As the forecasts appear reasonable under the current environment, I’m expecting the contribution of economic factors to future provision expense will likely remain subdued. On the other hand, portfolio changes and the worsening of the credit quality of existing portfolios will likely drive provision expense. PNFP has high exposure to COVID-19-sensitive industries, including hotels, retail, and restaurants, which made up 22% of total loans at the end of the last quarter, as mentioned in the presentation. Moreover, according to details given in the earnings release, PNFP has deferred payments on 20% of total loans. The high proportion of loan deferrals shows that PNFP is facing substantial credit risk.

Considering the above factors, I’m expecting PNFP to report a provision expense of $243 million in 2020, up from $27 million in 2019.

Expecting Earnings of $3.70 per Share in 2020

Fees from PPP and lower provision expense will likely help earnings recover in the remainder of the year. Moreover, management expects income from Bankers’ Healthcare Group to remain elevated in the third quarter at the second quarter’s level, as mentioned in the presentation. Consequently, I’m expecting earnings to more than double in the second half of the year compared to the first half. For the full year, I’m expecting PNFP to report earnings of $3.70 per share, down 29% from last year. The following table shows my income statement estimates.

Pinnacle Financial Income Forecast

PNFP Offering a High Upside and an Unattractive Dividend Yield

I’m using the average price-to-book multiple, or P/B, for the first half of 2020 to value PNFP. In my previous report, I took the average of P/B multiples since 2017 to determine the justified multiple for the target price. However, the company’s profitability is unlikely to return to pre-pandemic levels in the next couple of years; therefore, I believe it’s appropriate to take the average for the first half of 2020 only. The following tables show the actual and expected return on equity and the actual P/B multiples.

Pinnacle Financial Return on Equity

Pinnacle Financial Historical Price to Book

Multiplying the June 2021 forecast book value per share with the average P/B multiple gives a target price of $50.1 for the middle of next year. This target price implies an upside of 23% from PNFP’s August 5 closing price. The following table shows the sensitivity of the target price to the P/B multiple:

Pinnacle Financial Valuation Sensitivity

PNFP also offers a low dividend yield of 1.6%, assuming the company maintains its quarterly dividend at the current level of $0.16 per share.
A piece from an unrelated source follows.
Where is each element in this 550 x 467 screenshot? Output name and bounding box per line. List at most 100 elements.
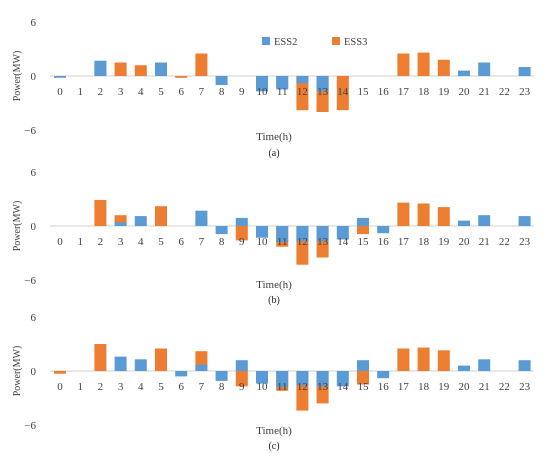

There is very little threat of a dividend cut because the earnings and dividend estimates suggest a payout ratio of just 17%. Additionally, management mentioned in the conference call that they currently did not intend to cut dividends.

High Credit Risks Justify a Neutral Rating

PNFP is currently facing a high level of credit risk because around 22% of the company’s total loans are to COVID-19-sensitive industries. Moreover, PNFP has deferred payments on around $4.4 billion worth of loans, representing 20% of total loans. Due to the risks, there is a chance that provision expense will exceed its estimate, leading to a negative earnings surprise. The high level of credit risk will likely keep the stock price subdued in the near term regardless of the attractive valuation; hence, I’m adopting a Neutral rating on PNFP.
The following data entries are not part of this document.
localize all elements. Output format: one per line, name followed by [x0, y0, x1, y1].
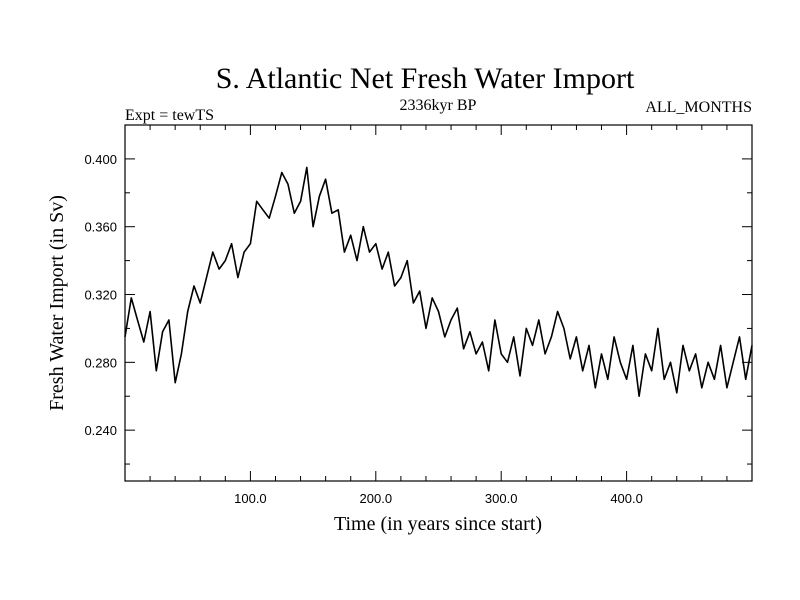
y-tick-label: 0.280	[84, 355, 117, 370]
y-axis-label: Fresh Water Import (in Sv)	[46, 195, 68, 411]
experiment-label: Expt = tewTS	[125, 107, 214, 124]
x-axis-label: Time (in years since start)	[334, 513, 542, 535]
y-tick-label: 0.240	[84, 423, 117, 438]
x-tick-label: 300.0	[485, 491, 518, 506]
series-line-fresh-water-import	[124, 166, 753, 397]
chart-title: S. Atlantic Net Fresh Water Import	[216, 62, 635, 95]
x-tick-label: 200.0	[360, 491, 393, 506]
period-label: 2336kyr BP	[400, 97, 477, 114]
x-tick-label: 400.0	[610, 491, 643, 506]
x-tick-label: 100.0	[234, 491, 267, 506]
y-tick-label: 0.360	[84, 220, 117, 235]
plot-frame	[124, 124, 753, 482]
axis-ticks	[125, 125, 752, 481]
y-tick-label: 0.400	[84, 152, 117, 167]
axis-tick-labels: 100.0 200.0 300.0 400.0 0.240 0.280 0.320 0.360…	[84, 152, 642, 506]
months-label: ALL_MONTHS	[645, 99, 752, 116]
y-tick-label: 0.320	[84, 288, 117, 303]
Disclosure: I/we have no positions in any stocks mentioned, and no plans to initiate any positions within the next 72 hours. I wrote this article myself, and it expresses my own opinions. I am not receiving compensation for it (other than from Seeking Alpha). I have no business relationship with any company whose stock is mentioned in this article.

Additional disclosure: Disclaimer: This article is not financial advice. Investors are expected to consider their investment objectives and constraints before investing in the stock(s) mentioned in the article.